Sözlerinden önce kilitlediğin bakışların, üç iblisin de havadaki süzülmelerini bile kesecek düzeyde oluyor. Üç iblis de havada asılı kalmış gibi öylece durdukları anda, ağzından sözlerin dökülüyor. Ancak cümlelerin üç iblisin de hoşuna gitmemiş olacak ki, her birinin yüzünün asılıp somurtkan bir hal aldıklarını görebiliyorsun. Ne var ki, surat ifadesi değişen yalnızca iblisler olmuyor. Azuldir, sanki söylediklerinde ciddi olup olmadığını teyit etmek istercesine, başını usulca sol omzunun biraz daha ilerisinden uzattığı anda, onun da kenarı yerlere kadar düşmüş suratıyla karşı karşıya kalıyorsun. Aranızdaki bu yakın mesafe seni ziyadesiyle rahatsız etmişken, Azuldir sanki kafasını sabit tutup bedenini de yanına çekmesinin ardından “Korkunç!” diyor.
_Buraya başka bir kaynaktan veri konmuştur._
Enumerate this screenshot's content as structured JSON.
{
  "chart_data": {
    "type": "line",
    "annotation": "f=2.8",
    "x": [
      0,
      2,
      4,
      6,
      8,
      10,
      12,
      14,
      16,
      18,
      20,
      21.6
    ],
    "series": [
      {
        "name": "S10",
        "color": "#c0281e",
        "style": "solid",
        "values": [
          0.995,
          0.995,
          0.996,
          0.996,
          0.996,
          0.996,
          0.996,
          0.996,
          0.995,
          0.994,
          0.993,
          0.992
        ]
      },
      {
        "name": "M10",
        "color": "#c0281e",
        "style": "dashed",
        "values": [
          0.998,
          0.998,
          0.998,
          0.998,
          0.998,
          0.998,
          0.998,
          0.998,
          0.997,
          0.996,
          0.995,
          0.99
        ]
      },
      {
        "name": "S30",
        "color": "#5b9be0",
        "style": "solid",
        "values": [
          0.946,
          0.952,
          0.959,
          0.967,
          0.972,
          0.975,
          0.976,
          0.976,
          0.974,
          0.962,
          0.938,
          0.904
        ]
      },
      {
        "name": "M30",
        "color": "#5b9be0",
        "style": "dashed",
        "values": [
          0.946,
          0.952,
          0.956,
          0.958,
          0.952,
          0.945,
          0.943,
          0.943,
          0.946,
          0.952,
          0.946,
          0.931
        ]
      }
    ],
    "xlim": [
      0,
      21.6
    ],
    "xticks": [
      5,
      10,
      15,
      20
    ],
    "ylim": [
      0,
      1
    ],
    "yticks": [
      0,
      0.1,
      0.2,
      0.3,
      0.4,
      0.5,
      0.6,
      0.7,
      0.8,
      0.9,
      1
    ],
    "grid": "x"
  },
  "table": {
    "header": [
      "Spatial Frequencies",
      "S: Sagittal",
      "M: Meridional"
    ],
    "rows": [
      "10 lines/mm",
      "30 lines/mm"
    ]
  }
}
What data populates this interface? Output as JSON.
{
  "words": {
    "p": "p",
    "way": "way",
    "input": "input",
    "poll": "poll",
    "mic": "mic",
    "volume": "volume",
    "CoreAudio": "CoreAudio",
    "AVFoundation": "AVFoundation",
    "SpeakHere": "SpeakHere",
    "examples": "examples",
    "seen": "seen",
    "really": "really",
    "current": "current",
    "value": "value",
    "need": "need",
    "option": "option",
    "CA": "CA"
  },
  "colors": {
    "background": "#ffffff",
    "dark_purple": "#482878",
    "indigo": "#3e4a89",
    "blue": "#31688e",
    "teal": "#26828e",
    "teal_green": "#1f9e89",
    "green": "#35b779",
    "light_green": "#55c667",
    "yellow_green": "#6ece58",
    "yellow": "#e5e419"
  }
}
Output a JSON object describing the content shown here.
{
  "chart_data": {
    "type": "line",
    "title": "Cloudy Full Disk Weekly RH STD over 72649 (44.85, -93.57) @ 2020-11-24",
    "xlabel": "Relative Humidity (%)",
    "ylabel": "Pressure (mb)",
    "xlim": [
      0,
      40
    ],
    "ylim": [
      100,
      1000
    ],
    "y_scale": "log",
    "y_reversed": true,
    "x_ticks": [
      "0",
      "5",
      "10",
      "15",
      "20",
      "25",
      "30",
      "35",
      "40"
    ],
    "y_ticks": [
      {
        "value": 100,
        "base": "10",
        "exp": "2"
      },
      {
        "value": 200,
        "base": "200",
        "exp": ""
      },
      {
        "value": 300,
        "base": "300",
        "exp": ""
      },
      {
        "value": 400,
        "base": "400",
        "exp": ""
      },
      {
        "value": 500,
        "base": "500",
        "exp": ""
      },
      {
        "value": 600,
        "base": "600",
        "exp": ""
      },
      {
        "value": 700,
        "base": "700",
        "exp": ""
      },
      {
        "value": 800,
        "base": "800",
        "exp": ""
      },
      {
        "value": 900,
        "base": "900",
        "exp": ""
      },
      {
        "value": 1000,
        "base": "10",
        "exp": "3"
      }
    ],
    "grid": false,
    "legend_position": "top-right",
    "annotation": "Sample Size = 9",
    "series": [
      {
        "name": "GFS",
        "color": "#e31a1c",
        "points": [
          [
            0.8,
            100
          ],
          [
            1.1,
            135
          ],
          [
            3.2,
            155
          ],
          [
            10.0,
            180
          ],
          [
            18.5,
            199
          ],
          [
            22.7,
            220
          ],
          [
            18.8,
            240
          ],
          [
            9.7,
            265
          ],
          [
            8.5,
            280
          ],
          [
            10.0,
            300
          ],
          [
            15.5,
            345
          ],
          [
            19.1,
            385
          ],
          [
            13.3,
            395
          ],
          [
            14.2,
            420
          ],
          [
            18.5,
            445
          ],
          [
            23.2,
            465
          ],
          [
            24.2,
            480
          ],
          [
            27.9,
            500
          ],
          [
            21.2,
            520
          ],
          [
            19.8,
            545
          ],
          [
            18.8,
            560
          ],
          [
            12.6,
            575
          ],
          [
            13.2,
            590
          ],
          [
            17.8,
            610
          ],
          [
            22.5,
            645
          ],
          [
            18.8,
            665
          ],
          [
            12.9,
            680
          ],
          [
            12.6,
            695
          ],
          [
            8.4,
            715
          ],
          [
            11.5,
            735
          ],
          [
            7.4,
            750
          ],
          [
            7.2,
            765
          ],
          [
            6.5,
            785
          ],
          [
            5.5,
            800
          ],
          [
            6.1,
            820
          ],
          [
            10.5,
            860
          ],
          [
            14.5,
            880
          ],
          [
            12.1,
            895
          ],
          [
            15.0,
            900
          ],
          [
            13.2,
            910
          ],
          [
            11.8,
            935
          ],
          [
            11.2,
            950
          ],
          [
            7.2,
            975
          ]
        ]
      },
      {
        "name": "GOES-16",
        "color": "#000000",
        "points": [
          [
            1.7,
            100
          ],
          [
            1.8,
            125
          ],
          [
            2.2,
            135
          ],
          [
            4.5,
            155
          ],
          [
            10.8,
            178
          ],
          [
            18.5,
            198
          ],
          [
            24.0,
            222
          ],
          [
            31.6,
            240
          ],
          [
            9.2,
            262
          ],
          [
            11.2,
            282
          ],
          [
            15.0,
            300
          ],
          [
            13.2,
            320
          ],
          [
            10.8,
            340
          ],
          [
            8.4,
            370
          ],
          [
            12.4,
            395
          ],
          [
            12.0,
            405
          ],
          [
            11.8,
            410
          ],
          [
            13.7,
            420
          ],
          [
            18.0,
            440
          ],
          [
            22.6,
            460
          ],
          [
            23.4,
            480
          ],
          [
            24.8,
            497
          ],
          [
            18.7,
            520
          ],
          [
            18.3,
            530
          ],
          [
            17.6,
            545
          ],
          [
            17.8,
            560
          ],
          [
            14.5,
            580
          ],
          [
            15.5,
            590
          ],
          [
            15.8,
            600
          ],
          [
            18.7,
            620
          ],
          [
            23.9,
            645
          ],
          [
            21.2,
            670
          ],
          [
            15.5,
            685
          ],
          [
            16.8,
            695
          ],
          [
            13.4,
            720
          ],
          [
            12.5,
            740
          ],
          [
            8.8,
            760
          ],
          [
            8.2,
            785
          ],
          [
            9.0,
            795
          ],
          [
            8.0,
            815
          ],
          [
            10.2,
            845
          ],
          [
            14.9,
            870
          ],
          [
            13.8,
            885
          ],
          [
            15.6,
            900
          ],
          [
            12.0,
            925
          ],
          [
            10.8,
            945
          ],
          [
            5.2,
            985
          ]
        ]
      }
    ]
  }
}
Azuldir’in sesindeki ince kinaye, bir şeylere giriş yapacağını ve bunun için seni adeta bir yem olarak kullandığını açıkça gösterirken, başını iblislere çeviren iblis her iki elini de havaya kaldırmasının ardından, işaret parmaklarını sana doğru çeviriyor. İblisler bu parmak hareketini görmüş olsalar bile, hoşnutsuz bir şekilde sana bakmayı sürdürüyorlar. Tüm bu durum, Azuldir için bir fırsat oluyor ve Azuldir “Görüyorsunuz, Diniel dostumuz biraz asabi! Ama ben pek öyle değilim.” diyor. Yüzüne gülümsemesini tekrar yerleştiren Azuldir iki kolunu da yana doğru açmasının ardından “Bence ne kaşlarımız çatılsın ne de yüzümü asılsın. Bunu bir oyuna çevirmeyelim mi?” diyor. Sanki bu sözlerle iblislerin algılarını değiştiren Azuldir, iblislerin sana dönmüş olan odaklarını kendi üzerine toplamayı başarıyor. Bu durum Azuldir’e biraz daha keyif vermiş gibi görünüyor ve Azuldir de “Aynı fikirdeysek, yeni oyunumuzu açıklıyorum!” diyor büyük bir heyecanla.
Azuldir iki kolunu tekrar indirip olağan duruşuna geçmesinin ardından hafifçe soluklanıyor. Bakışlarını ilk önce sana ve ardından tekrar iblislere çeviren Azuldir “Bu oyunda iki takım olacağız. Ben ve Diniel, size karşı oynayacağız. Oyunumuzun amacı şu: En çabuk gerçeğe ulaşan kazanır! Biz Agthar’ı merak ediyoruz ve siz de bizi. Eğer biz Agthar’ı öğrenirsek, kazanırız! Ama siz bizim kim olduğumuzu çözerseniz, biz kaybederiz!” diyor. Bu sözlerinden sonra sağ elini çenesine götüren Azuldir’in işaret parmağıyla birkaç kez çenesine vururken, yüzü de düşünceli bir hal alıyor ve “Bir de ödülümüz olmalı, öyle değil mi?” diyor. İblisler, Azuldir’in konuşmalarından sonra temkinli süzülüşlerine tekrar başlamışken, Azuldir bir anda elini aşağıya indirip “Buldum! Eğer biz kazanırsak, Diniel dostumuz sizi bir torbaya koyup insan boyutuna kaçırır ve sonsuza dek ona ait olarak bir evin içerisinde tıkılı kalırsınız!” diyor. Bu sözlerinden sonra Azuldir “Ama eğer siz kazanırsanız, Diniel dostunuz sonsuza kadar sizin yanınızda kalır ve onunla her istediğiniz oyunu oynarsınız!” diyor. Dile getirdiğin bu fikrinin ardından anlık bir şekilde bakışlarını sana çeviren Azuldir “Evet, Diniel dostumuz onayladı! Siz ne diyorsunuz?” diyerek tekrar iblislere dönüyor.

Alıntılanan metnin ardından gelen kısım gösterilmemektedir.